Hmmmm. The lot of the 20-something business owner is not an easy one. (I basically washed out on that one.)

To be honest, I think what might be most useful in that situation is the kind of very concrete stuff he'd find in something like Inc. Magazine.

CMinor said...

Thanks! I'm looking at the online version now. We'll see if we can start him off on some good article links without being too obvious!

Darwin said...

The good thing about Inc is that it often provides in depth articles about how business decisions get made. One I remember and refer people to after a number of years was this one on how Buck Knives ended up deciding to move to a new headquarters, and moved many of its staff in the process. It's an example of how moving a business to where labor is cheaper can be essential to survival, yet done with the maximum of responsibility towards workers.

Also, it's incredibly cheap to subscribe to (probably because business owners are a group advertisers really want to get at.)
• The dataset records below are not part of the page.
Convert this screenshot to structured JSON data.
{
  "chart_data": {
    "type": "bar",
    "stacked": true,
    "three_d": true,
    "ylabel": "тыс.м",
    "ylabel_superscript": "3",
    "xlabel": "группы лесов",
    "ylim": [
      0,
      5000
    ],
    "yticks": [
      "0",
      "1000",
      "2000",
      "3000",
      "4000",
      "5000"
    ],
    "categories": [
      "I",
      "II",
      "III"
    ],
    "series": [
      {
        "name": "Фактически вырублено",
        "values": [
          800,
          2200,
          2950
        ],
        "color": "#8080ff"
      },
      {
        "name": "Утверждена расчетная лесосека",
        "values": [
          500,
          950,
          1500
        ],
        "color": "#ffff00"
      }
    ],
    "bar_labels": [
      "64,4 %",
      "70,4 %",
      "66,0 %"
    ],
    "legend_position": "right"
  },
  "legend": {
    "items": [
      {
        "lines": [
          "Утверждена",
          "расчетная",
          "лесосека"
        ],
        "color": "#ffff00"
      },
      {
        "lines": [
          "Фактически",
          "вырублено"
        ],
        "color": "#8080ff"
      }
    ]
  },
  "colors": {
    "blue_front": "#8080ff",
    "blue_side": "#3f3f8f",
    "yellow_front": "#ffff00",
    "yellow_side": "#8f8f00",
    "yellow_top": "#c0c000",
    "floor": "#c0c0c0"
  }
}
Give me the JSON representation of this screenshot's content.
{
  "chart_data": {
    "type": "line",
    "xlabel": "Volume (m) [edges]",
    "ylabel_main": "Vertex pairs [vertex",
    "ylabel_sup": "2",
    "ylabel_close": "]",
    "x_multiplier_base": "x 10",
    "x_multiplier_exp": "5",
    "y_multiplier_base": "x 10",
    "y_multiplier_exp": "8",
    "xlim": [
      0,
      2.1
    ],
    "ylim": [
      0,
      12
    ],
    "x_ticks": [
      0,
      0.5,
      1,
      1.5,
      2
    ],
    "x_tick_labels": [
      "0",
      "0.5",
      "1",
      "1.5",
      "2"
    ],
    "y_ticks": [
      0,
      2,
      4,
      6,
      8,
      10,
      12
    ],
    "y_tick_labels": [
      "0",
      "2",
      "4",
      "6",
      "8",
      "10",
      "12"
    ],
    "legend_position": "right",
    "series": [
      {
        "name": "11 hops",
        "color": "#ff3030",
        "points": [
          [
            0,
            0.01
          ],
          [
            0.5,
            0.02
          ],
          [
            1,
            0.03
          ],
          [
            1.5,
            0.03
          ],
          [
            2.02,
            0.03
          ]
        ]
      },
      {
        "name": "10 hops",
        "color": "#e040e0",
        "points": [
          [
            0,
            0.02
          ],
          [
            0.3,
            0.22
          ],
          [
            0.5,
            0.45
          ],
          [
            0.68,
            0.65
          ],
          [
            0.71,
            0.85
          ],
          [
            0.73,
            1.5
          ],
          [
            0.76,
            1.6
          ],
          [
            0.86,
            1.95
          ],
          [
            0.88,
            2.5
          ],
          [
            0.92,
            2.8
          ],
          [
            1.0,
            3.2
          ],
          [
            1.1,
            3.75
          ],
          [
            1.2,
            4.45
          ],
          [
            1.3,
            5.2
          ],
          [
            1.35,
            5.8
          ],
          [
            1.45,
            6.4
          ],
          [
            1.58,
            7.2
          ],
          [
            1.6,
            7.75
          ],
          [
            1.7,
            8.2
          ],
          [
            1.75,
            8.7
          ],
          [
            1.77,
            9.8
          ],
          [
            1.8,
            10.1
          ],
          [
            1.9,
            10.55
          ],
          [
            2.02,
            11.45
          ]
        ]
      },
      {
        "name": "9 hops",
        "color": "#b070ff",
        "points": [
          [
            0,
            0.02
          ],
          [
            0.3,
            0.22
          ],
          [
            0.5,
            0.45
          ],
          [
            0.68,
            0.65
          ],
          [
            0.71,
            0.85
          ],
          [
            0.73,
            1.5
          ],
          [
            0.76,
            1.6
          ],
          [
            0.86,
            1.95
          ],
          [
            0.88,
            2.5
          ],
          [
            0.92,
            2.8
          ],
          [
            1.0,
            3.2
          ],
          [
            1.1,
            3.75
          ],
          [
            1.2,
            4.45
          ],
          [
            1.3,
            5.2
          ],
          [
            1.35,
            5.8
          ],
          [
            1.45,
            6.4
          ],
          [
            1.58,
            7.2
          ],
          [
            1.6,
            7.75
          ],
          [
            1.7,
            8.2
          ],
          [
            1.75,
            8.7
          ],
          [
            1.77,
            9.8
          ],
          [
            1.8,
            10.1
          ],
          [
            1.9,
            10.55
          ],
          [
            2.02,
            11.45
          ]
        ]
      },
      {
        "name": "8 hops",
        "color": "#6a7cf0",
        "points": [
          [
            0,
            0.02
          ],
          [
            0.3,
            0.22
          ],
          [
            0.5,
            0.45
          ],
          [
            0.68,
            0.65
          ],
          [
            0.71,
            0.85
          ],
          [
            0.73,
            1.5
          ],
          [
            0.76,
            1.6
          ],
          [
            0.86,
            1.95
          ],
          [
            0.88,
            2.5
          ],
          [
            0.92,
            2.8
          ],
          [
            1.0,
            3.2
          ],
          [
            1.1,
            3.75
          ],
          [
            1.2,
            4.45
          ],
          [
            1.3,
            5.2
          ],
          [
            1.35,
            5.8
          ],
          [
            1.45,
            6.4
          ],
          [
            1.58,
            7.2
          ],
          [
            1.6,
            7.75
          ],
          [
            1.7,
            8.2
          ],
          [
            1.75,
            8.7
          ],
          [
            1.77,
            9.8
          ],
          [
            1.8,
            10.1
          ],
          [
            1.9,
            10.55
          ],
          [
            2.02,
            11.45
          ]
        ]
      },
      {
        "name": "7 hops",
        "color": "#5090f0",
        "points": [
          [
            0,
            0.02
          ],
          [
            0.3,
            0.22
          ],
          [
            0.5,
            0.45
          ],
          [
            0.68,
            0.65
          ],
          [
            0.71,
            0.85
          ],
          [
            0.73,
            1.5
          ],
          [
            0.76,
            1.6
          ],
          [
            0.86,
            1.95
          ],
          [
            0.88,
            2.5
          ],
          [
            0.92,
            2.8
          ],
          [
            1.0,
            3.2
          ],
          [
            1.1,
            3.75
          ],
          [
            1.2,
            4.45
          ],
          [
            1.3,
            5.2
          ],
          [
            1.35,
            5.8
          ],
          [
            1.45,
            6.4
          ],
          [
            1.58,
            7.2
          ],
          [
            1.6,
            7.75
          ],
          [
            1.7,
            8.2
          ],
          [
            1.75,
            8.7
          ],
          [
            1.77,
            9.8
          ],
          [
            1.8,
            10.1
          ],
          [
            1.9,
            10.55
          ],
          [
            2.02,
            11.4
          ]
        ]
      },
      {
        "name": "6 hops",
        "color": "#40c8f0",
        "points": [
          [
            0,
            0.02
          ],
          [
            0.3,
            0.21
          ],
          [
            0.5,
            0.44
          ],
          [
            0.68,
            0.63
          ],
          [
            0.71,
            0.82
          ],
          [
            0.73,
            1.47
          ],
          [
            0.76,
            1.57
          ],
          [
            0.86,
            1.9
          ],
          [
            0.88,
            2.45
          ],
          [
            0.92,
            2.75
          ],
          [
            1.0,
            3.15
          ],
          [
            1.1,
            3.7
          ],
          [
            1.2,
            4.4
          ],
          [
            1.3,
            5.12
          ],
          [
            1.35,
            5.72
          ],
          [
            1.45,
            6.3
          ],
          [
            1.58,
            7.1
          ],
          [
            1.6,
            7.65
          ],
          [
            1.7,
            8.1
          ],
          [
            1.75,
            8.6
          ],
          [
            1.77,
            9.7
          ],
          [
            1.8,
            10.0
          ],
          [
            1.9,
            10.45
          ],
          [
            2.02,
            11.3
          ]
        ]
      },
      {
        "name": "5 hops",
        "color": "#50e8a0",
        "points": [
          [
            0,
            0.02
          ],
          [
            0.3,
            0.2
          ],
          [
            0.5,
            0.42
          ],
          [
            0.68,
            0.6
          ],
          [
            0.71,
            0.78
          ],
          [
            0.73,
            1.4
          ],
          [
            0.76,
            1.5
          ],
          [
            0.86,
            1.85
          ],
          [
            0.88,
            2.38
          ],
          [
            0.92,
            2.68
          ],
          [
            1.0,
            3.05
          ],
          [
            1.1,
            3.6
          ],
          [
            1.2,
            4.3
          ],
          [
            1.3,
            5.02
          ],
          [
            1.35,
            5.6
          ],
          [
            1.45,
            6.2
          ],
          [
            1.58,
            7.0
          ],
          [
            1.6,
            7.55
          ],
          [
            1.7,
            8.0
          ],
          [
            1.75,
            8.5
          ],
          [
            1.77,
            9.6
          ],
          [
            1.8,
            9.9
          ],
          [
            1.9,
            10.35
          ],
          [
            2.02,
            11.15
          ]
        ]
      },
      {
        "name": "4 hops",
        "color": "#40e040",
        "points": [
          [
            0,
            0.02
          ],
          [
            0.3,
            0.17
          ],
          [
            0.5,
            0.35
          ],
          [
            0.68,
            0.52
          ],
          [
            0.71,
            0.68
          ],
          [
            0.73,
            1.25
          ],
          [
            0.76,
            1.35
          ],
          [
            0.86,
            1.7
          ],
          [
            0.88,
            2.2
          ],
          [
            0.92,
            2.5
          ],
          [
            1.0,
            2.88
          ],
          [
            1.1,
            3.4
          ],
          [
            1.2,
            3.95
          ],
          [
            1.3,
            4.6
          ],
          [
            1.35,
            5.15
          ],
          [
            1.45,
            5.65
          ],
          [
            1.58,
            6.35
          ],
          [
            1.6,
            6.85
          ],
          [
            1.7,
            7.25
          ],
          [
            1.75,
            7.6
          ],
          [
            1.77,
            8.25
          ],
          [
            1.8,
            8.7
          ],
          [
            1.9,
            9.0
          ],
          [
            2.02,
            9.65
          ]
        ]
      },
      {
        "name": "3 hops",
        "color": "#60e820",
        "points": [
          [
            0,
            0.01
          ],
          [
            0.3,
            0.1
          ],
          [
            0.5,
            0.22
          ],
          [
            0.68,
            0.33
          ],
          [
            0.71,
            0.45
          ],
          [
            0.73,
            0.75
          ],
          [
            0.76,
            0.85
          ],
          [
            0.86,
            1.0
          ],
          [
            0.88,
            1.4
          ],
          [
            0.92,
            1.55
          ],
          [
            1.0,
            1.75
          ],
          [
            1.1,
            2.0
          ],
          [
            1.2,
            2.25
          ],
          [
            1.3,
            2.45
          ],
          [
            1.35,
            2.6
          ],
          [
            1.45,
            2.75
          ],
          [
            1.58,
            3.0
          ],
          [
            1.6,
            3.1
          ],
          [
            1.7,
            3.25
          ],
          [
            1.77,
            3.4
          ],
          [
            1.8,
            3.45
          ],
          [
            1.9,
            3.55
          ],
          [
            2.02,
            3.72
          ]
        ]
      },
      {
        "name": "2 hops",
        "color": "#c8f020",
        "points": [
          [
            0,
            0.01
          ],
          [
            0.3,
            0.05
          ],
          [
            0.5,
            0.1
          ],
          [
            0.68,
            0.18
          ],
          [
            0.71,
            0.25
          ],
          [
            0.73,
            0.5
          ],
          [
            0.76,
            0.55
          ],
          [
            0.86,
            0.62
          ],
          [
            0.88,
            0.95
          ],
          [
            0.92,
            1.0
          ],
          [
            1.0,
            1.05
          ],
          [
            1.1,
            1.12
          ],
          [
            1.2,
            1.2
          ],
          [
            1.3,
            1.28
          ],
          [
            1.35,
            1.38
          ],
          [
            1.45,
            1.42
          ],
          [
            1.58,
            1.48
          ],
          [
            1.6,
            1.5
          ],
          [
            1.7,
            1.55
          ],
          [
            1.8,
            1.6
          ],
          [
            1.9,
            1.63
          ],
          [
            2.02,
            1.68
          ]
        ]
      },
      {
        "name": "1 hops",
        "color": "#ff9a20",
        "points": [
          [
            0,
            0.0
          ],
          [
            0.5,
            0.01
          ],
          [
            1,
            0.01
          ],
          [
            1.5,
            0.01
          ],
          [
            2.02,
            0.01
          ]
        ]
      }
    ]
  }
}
That said, the biggest difficulty for the young business owner is that often your struggling just to get business. You can have all sorts of great knowledge about how to run an established business, but without enough money coming in the door in the first place (what I always struggled with) it can be hard to know what to do.

Another realistic book about starting a business, now I think about it, was The MouseDriver Chronicles about a couple of guys trying to start a business selling computer mice shaped like golf club heads.

CMinor said...

Thanks for the suggestions!
He actually seems to do pretty well in the customers department, but of course, that's only one aspect of running a business.

Suddenly, I'm envisioning a MouseDriver stand somewhere along a thoroughfare leading to a certain golf club about the first week in April. Sound like a plan?:-)

Darwin said...

Sounds like he's got a good start, at least. :-)

Class factotum said...

Heads do not necessarily roll in the for-profit world, but people are held accountable for what they do. Businesses will fail if they are not well run or do not provide a product that the public wants. That's how it should be.

My husband and I are aiming for 10% charitable contributions overall. We are not there yet, but gave 4% of our after-alimony income to the church last year. The other 2% went to other charities. I shudder to think that our modest contributions might be among the highest.